Bem, a pergunta que não pode deixar de ser feita: o que esse touro significa? O touro é um animal signo de força, poder e fecundidade. Mas, também é o típico animal de carga, no caso o boi, o touro castrado, muito utilizado na colheita, por isso sua associação com riqueza. Interessante notar que cattle (gado) e capitalism (capitalismo) partilham da mesma raiz. O touro também está associado ao imenso poder da natureza, muito além do controle humano, por isso era adorado como criatura divina em várias das primeiras civilizações. A fuga cega dos touros em debandada, com os cornos à altura do chão, os urros profundos e o corpo maciço, evocava trovões e sugeria a destruição de tudo que estivesse à frente. Nandi, o guardião de todas as criaturas nos templos de Shiva na Índia, recebe carícias em seus testículos cuidadosamente esculpidos, na esperança de gerar fertilidade para as mulheres, e quando estas recebem a dádiva, oferecem flores ao monumento bovino. O fascínio pelo touro está também presente na cultura taurina da região Ibérica, como herança do culto ao animal pelos povos mediterrâneos séculos aC, que o relacionavam diretamente a fertilidade. Na Idade Média ganha contornos distintos e a caça ao touro passa a estar vinculada a coragem e destreza, com espetáculos ritualísticos em momentos diversos como casamentos, nascimentos e outros. As touradas na Espanha ou a Farra do Boi no Brasil são manifestações desta tradição um tanto sádica.

Significa ainda uma cópia do famoso Charging Bull de Wall Street em NY, de autoria do escultor italiano Arturo Di Modica? Lembrando que o artista o fez em retribuição aos cidadãos e à cidade que lhe permitiu se desenvolver como artista, depois de ter passado por inúmeras dificuldades, bem diferente das motivações por aqui, é bom que se diga. Significa uma referência ao touro em frente à bolsa de valores de Frankfurt, representação plástica da metáfora do touro e do urso, comum no mercado financeiro? O touro com movimento de ataque de baixo para cima, simulacro da subida das ações, enquanto o urso com movimento de cima para baixo, portanto, uma representação do mercado em baixa. De onde surgem os termos bull market ou bullish, usados em tempos de subida das ações e bear market ou bearish, para os momentos de baixa.

Significa que nossa criatividade tropical e irreverente anda acanhada. Um touro construído em estrutura metálica e fibra de vidro (não em bronze como seus coirmãos gringos), com design simplificado, na cor dourada reluzente, produzindo o efeito de plástico, mais parecendo um brinquedo hiperbólico do que uma escultura que se pretendia vigorosa, afinal, é um touro. 

Significa nossa submissão estética, ética e comportamental. O touro dourado da B3 direciona seu olhar para baixo, está submetido, envergonhado, cabisbaixo, como nós?

Significa tudo isso e muito mais!

Significa o total desprezo pelos brasileiros.

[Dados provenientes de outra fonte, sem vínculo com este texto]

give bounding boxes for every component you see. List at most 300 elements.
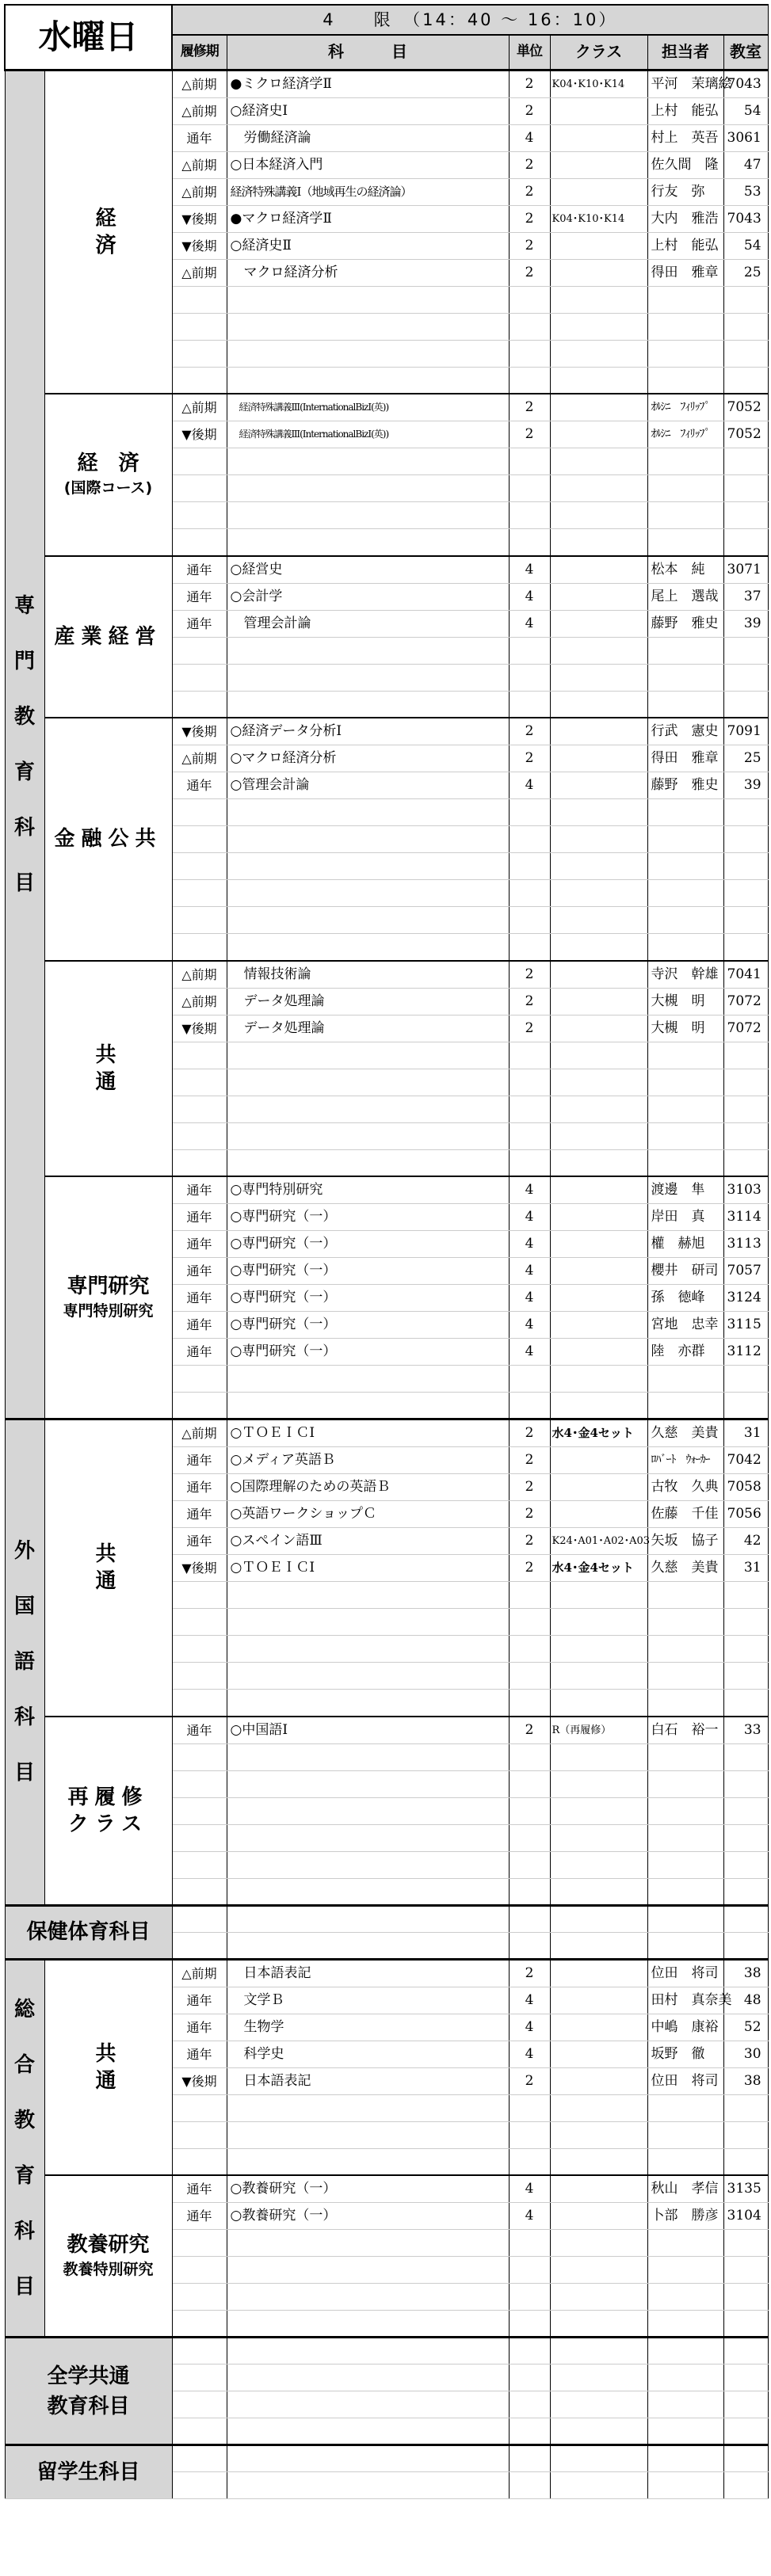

Ainda estamos em uma pandemia que deixou mais de 600 mil mortes e milhões de pessoas no Brasil e no mundo com sequelas de todo o tipo, além do sofrimento massivo sem precedentes. Estamos convivendo com mais de 14 milhões de brasileiros desempregados, com registros assustadores de todos os tipos de acometimentos psíquicos, com consequências que nem compreendemos o alcance. Estamos vivenciando a fome diante dos nossos olhos, com cenas de brasileiros em busca de ossos, carcaças e restos de alimentos nos lixos, em uma dramática ação pela sobrevivência. Importante ter em conta que, depois de 24 horas, o tal objeto de gosto comprometedor, surge com um aplique “FOME” e logo depois foi pichado com os dizeres “taxar os ricos”, manifestações claras de indignação.

Significa o estímulo a um fetichismo fálico sofrível, porque assim como em Wall Street, pessoas começaram a acariciar as genitálias do touro reluzente da B3 na busca de sorte financeira. Mau gosto, crendice e desespero.

Significa que a bolha do capitalismo improdutivo, emprestando uma referência do querido Ladislau Dowbor, segue na sua trajetória de indiferença com o povo que sofre e ainda pior, quer fazer crer que o tal touro dourado “traduz a força e a garra do brasileiro” ou ainda que expressa “a resiliência do investidor brasileiro”. Deveriam tirar “brasileiro” de suas considerações. Cafonice, hipocrisia e indiferença não têm limites.